Caso sua candidatura não componha com o governo, poder formar um arco de apoio que cabe até os 'demos', como já aconteceu eu 2002, com implosão da candidatura de Roseana Sarney.

Em tempo: pelo menos desta vez, nas suas conjecturas para 2010, não incluiu no cenário um terceiro mandato de Lula.

terça-feira, 16 de outubro de 2007 17:12:00 BRST  
Anonymous Anônimo disse...

Alon,

É irrelevante falar de possíveis candidatos já no primeiro ano de governo. Sugestão de um leitor assíduo e fã da coluna: esquece este assunto pelos próximos dois anos e meio.

terça-feira, 16 de outubro de 2007 19:21:00 BRST  
Blogger Richard disse...

Ainda tenho quardada sua crônica "no comando da própria sucessão", ainda a melhor e mais profunda análise futurológica.
Quanto ao Ciro, bem, assim como aconteceu na eleição passada, basta ele abrir a boca que ele perde! Nacionalmente falando, ele não se cria. Talvez como vice de Aécio, mas acho uma ginástica política muito grande!!!!!

terça-feira, 16 de outubro de 2007 22:36:00 BRST  
Anonymous Mello disse...

Os números de Ciro não são tão entusiasmantes, considerando sua militância como candidato a presidência.
Aliás, observada a distribuição de seus possíveis eleitores, se verifica baixíssima penetração no centro-sul.
Os candidatos do PT também seguem a mesma tendência. Dividirão votos.
Não acredito em outro fenômeno nordestino na presidência. Lula foi um caso excepcional.

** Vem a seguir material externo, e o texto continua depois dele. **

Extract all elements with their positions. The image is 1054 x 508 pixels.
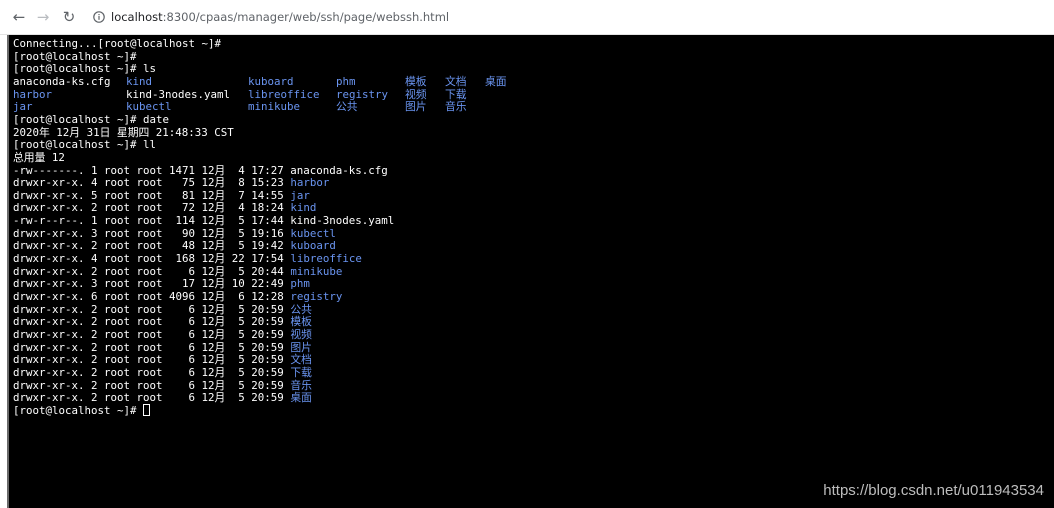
terminal-line: -rw-r--r--. 1 root root 114 12月 5 17:44 … (13, 214, 395, 228)
browser-toolbar: ← → ↻ localhost:8300/cpaas/manager/web/s… (0, 0, 1054, 35)
dir-name: 模板 (290, 315, 312, 329)
terminal-line: [root@localhost ~]# (13, 403, 151, 417)
ls-entry: minikube (248, 100, 301, 114)
url-path: :8300/cpaas/manager/web/ssh/page/webssh.… (162, 10, 450, 24)
terminal-line: harbor (13, 87, 53, 101)
terminal-line: drwxr-xr-x. 3 root root 17 12月 10 22:49 … (13, 277, 310, 291)
ls-entry: libreoffice (248, 87, 320, 101)
dir-name: kind (290, 201, 317, 215)
dir-name: 图片 (290, 340, 312, 354)
address-bar[interactable]: localhost:8300/cpaas/manager/web/ssh/pag… (93, 5, 449, 29)
ls-entry: kuboard (248, 74, 294, 88)
ls-entry: kind-3nodes.yaml (126, 87, 231, 101)
terminal-line: -rw-------. 1 root root 1471 12月 4 17:27… (13, 163, 388, 177)
terminal-line: drwxr-xr-x. 2 root root 6 12月 5 20:59 音乐 (13, 378, 312, 392)
terminal-line: jar (13, 100, 33, 114)
ls-entry: phm (336, 74, 356, 88)
terminal-window[interactable]: Connecting...[root@localhost ~]# [root@lo… (7, 35, 1054, 508)
ls-entry: 桌面 (485, 74, 507, 88)
terminal-line: [root@localhost ~]# ll (13, 138, 157, 152)
terminal-line: drwxr-xr-x. 2 root root 48 12月 5 19:42 k… (13, 239, 336, 253)
dir-name: registry (290, 290, 343, 303)
terminal-line: drwxr-xr-x. 2 root root 6 12月 5 20:44 mi… (13, 264, 343, 278)
terminal-line: drwxr-xr-x. 2 root root 6 12月 5 20:59 视频 (13, 327, 312, 341)
terminal-cursor (143, 403, 151, 416)
terminal-line: drwxr-xr-x. 2 root root 72 12月 4 18:24 k… (13, 201, 317, 215)
ls-entry: 模板 (405, 74, 427, 88)
dir-name: 文档 (290, 353, 312, 367)
dir-name: 公共 (290, 302, 312, 316)
watermark: https://blog.csdn.net/u011943534 (823, 482, 1044, 499)
dir-name: minikube (290, 264, 343, 278)
ls-entry: kubectl (126, 100, 172, 114)
terminal-line: drwxr-xr-x. 5 root root 81 12月 7 14:55 j… (13, 188, 310, 202)
terminal-line: drwxr-xr-x. 2 root root 6 12月 5 20:59 公共 (13, 302, 312, 316)
terminal-line: drwxr-xr-x. 2 root root 6 12月 5 20:59 下载 (13, 365, 312, 379)
terminal-line: drwxr-xr-x. 2 root root 6 12月 5 20:59 图片 (13, 340, 312, 354)
ls-entry: 公共 (336, 100, 358, 114)
terminal-line: 总用量 12 (13, 150, 65, 164)
dir-name: 音乐 (290, 378, 312, 392)
terminal-line: 2020年 12月 31日 星期四 21:48:33 CST (13, 125, 234, 139)
terminal-line: [root@localhost ~]# ls (13, 62, 157, 76)
ls-entry: 下载 (445, 87, 467, 101)
terminal-line: drwxr-xr-x. 4 root root 75 12月 8 15:23 h… (13, 176, 330, 190)
dir-name: 视频 (290, 327, 312, 341)
ls-entry: registry (336, 87, 389, 101)
terminal-line: drwxr-xr-x. 3 root root 90 12月 5 19:16 k… (13, 226, 336, 240)
ls-entry: 图片 (405, 100, 427, 114)
dir-name: phm (290, 277, 310, 291)
ls-entry: 视频 (405, 87, 427, 101)
terminal-line: drwxr-xr-x. 2 root root 6 12月 5 20:59 桌面 (13, 391, 312, 405)
terminal-line: Connecting...[root@localhost ~]# (13, 37, 222, 50)
info-icon[interactable] (93, 11, 105, 23)
dir-name: libreoffice (290, 252, 362, 266)
terminal-line: [root@localhost ~]# date (13, 112, 170, 126)
forward-arrow-icon[interactable]: → (33, 7, 53, 27)
dir-name: kuboard (290, 239, 336, 253)
dir-name: 下载 (290, 365, 312, 379)
reload-icon[interactable]: ↻ (59, 7, 79, 27)
dir-name: kubectl (290, 226, 336, 240)
back-arrow-icon[interactable]: ← (9, 7, 29, 27)
terminal-line: drwxr-xr-x. 2 root root 6 12月 5 20:59 模板 (13, 315, 312, 329)
terminal-line: [root@localhost ~]# (13, 49, 137, 63)
dir-name: 桌面 (290, 391, 312, 405)
terminal-line: anaconda-ks.cfg (13, 74, 111, 88)
terminal-line: drwxr-xr-x. 4 root root 168 12月 22 17:54… (13, 252, 362, 266)
ls-entry: kind (126, 74, 153, 88)
dir-name: jar (290, 188, 310, 202)
ls-entry: 音乐 (445, 100, 467, 114)
dir-name: harbor (290, 176, 330, 190)
terminal-line: drwxr-xr-x. 6 root root 4096 12月 6 12:28… (13, 290, 343, 303)
ls-entry: 文档 (445, 74, 467, 88)
url-host: localhost (111, 10, 163, 24)
terminal-line: drwxr-xr-x. 2 root root 6 12月 5 20:59 文档 (13, 353, 312, 367)
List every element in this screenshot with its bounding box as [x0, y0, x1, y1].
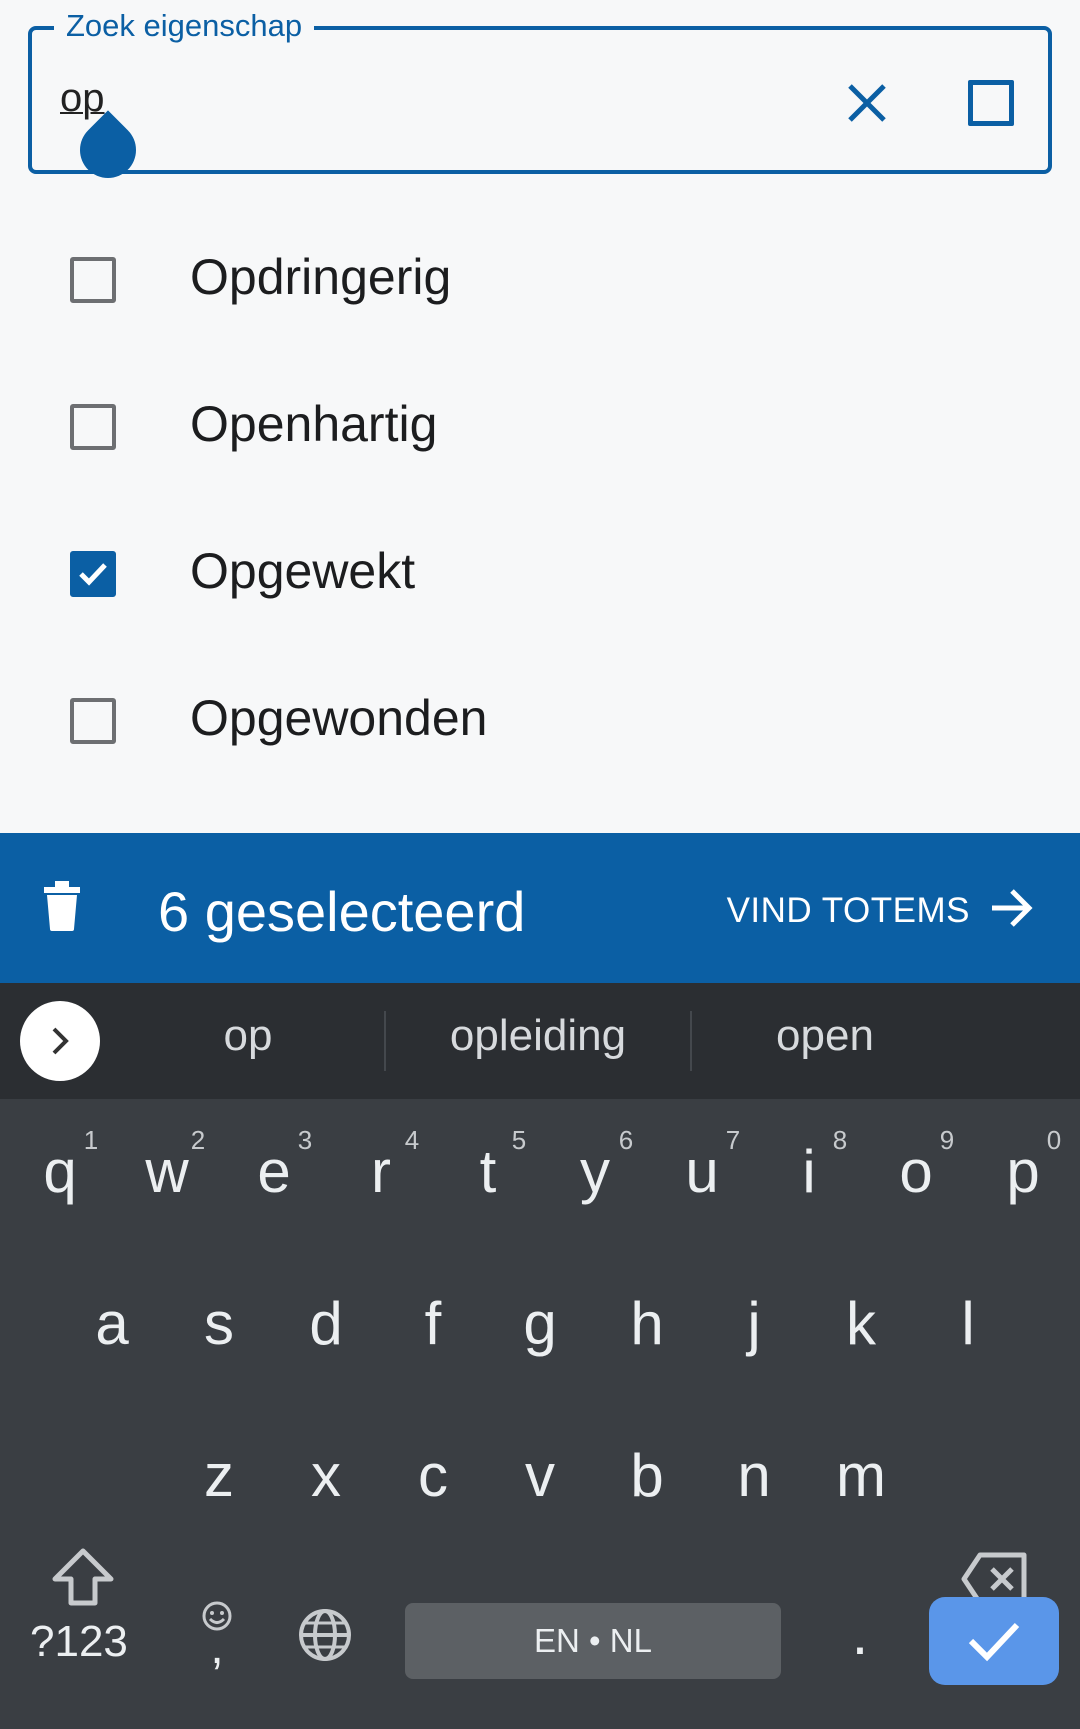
key-f[interactable]: f — [388, 1289, 478, 1358]
key-hint: 4 — [404, 1125, 420, 1155]
key-j[interactable]: j — [709, 1289, 799, 1358]
search-field[interactable]: Zoek eigenschap op — [28, 4, 1052, 190]
chevron-right-icon[interactable] — [20, 1001, 100, 1081]
search-label: Zoek eigenschap — [54, 4, 315, 48]
key-k[interactable]: k — [816, 1289, 906, 1358]
key-s[interactable]: s — [174, 1289, 264, 1358]
key-d[interactable]: d — [281, 1289, 371, 1358]
option-label: Opdringerig — [190, 249, 452, 305]
key-x[interactable]: x — [281, 1441, 371, 1510]
checkbox-unchecked-icon[interactable] — [70, 257, 116, 303]
globe-icon[interactable] — [280, 1607, 370, 1677]
selected-count: 6 geselecteerd — [158, 880, 526, 943]
on-screen-keyboard: ?123 , EN • NL . q1w2e3r4t5y6u7i8o9p0asd… — [0, 1099, 1080, 1729]
search-input[interactable]: op — [60, 76, 105, 121]
key-z[interactable]: z — [174, 1441, 264, 1510]
key-hint: 6 — [618, 1125, 634, 1155]
emoji-comma-key[interactable]: , — [172, 1599, 262, 1674]
key-a[interactable]: a — [67, 1289, 157, 1358]
option-row[interactable]: Openhartig — [0, 353, 1080, 499]
comma-label: , — [210, 1621, 224, 1674]
key-l[interactable]: l — [923, 1289, 1013, 1358]
option-row[interactable]: Opdringerig — [0, 206, 1080, 352]
key-hint: 0 — [1046, 1125, 1062, 1155]
suggestion-2[interactable]: opleiding — [418, 1011, 658, 1061]
key-g[interactable]: g — [495, 1289, 585, 1358]
checkbox-unchecked-icon[interactable] — [70, 698, 116, 744]
keyboard-suggestion-bar: op opleiding open — [0, 983, 1080, 1099]
period-key[interactable]: . — [815, 1599, 905, 1668]
option-label: Opgewonden — [190, 690, 488, 746]
checkbox-outline-icon[interactable] — [968, 80, 1014, 126]
checkmark-icon — [968, 1622, 1020, 1662]
checkbox-checked-icon[interactable] — [70, 551, 116, 597]
suggestion-divider — [690, 1011, 692, 1071]
key-hint: 1 — [83, 1125, 99, 1155]
key-hint: 3 — [297, 1125, 313, 1155]
trash-icon[interactable] — [42, 881, 82, 936]
symbols-key[interactable]: ?123 — [30, 1617, 128, 1667]
option-row[interactable]: Opgewekt — [0, 500, 1080, 646]
key-n[interactable]: n — [709, 1441, 799, 1510]
key-c[interactable]: c — [388, 1441, 478, 1510]
key-hint: 7 — [725, 1125, 741, 1155]
key-m[interactable]: m — [816, 1441, 906, 1510]
suggestion-divider — [384, 1011, 386, 1071]
option-row[interactable]: Opgewonden — [0, 647, 1080, 793]
enter-key[interactable] — [929, 1597, 1059, 1685]
option-label: Opgewekt — [190, 543, 416, 599]
text-cursor-handle[interactable] — [68, 110, 148, 190]
checkbox-unchecked-icon[interactable] — [70, 404, 116, 450]
key-hint: 8 — [832, 1125, 848, 1155]
key-hint: 9 — [939, 1125, 955, 1155]
selection-action-bar: 6 geselecteerd VIND TOTEMS — [0, 833, 1080, 983]
key-hint: 2 — [190, 1125, 206, 1155]
suggestion-1[interactable]: op — [178, 1011, 318, 1061]
option-label: Openhartig — [190, 396, 438, 452]
space-key[interactable]: EN • NL — [405, 1603, 781, 1679]
arrow-right-icon[interactable] — [988, 885, 1034, 936]
suggestion-3[interactable]: open — [740, 1011, 910, 1061]
shift-icon[interactable] — [38, 1547, 128, 1621]
close-icon[interactable] — [844, 80, 890, 126]
key-b[interactable]: b — [602, 1441, 692, 1510]
key-hint: 5 — [511, 1125, 527, 1155]
find-totems-button[interactable]: VIND TOTEMS — [727, 891, 970, 931]
key-v[interactable]: v — [495, 1441, 585, 1510]
key-h[interactable]: h — [602, 1289, 692, 1358]
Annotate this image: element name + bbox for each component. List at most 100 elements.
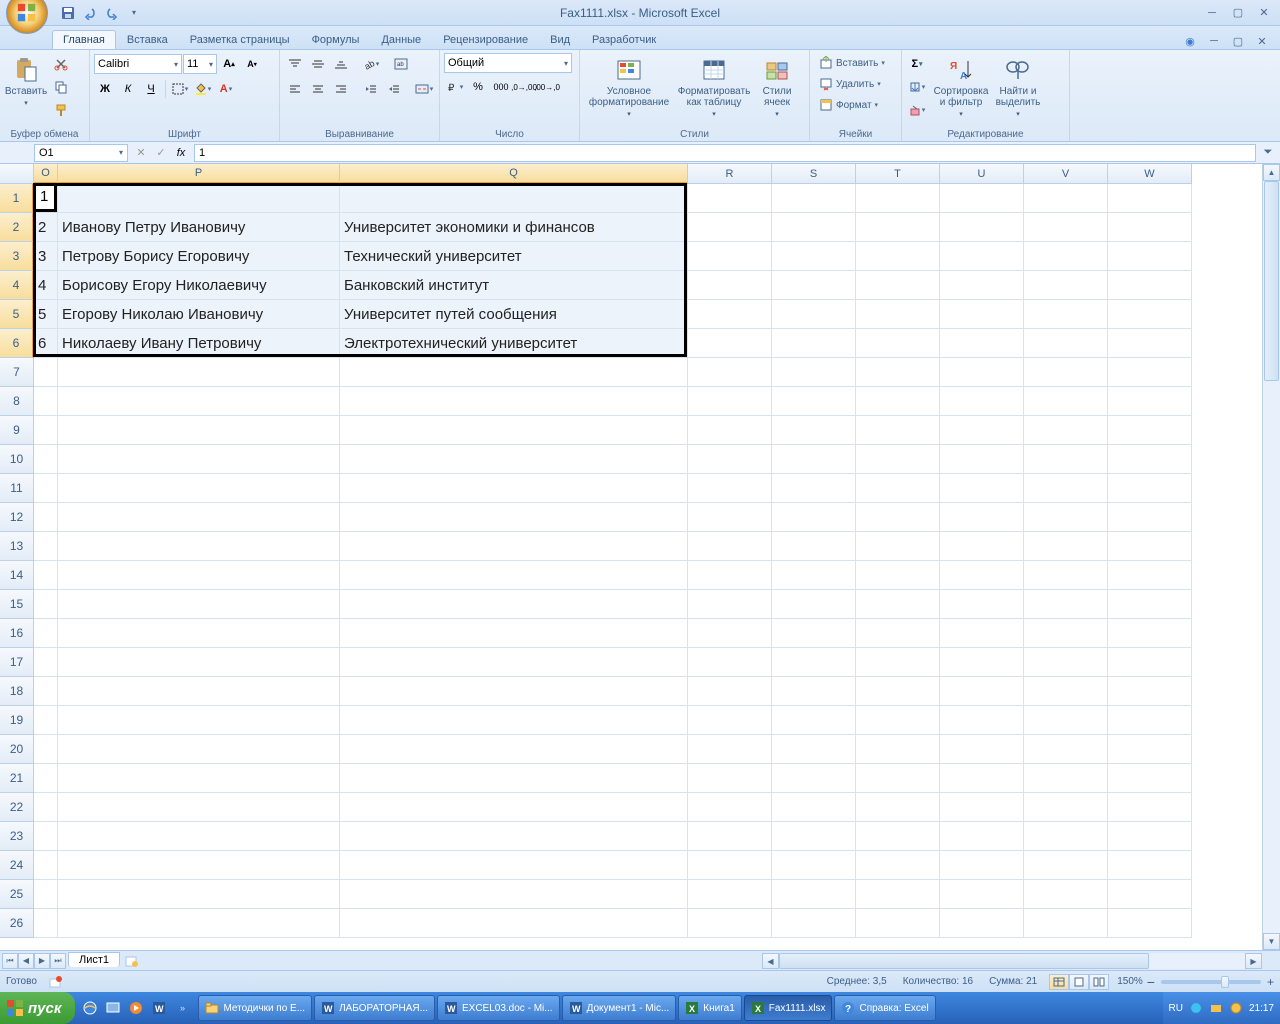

quarta-feira, 17 de outubro de 2007 11:14:00 BRST  
Blogger Albino disse...

Prabens Alon pela sua futurologia.Hoje dois anos depois de sua previsão está confirmando que CIRO È CANDIDATO A PRESIDENTE

segunda-feira, 17 de agosto de 2009 14:52:00 BRT  
Anonymous Anônimo disse...

Caso Ciro Gomes saia como Presidente, com toda certeza irá para segundo turno com José Serra, isso será a maior descepção do PT por apoiar a Dilam Russef.
Ainda é tempo do PT mudar de idéia caso queria continuar no comando.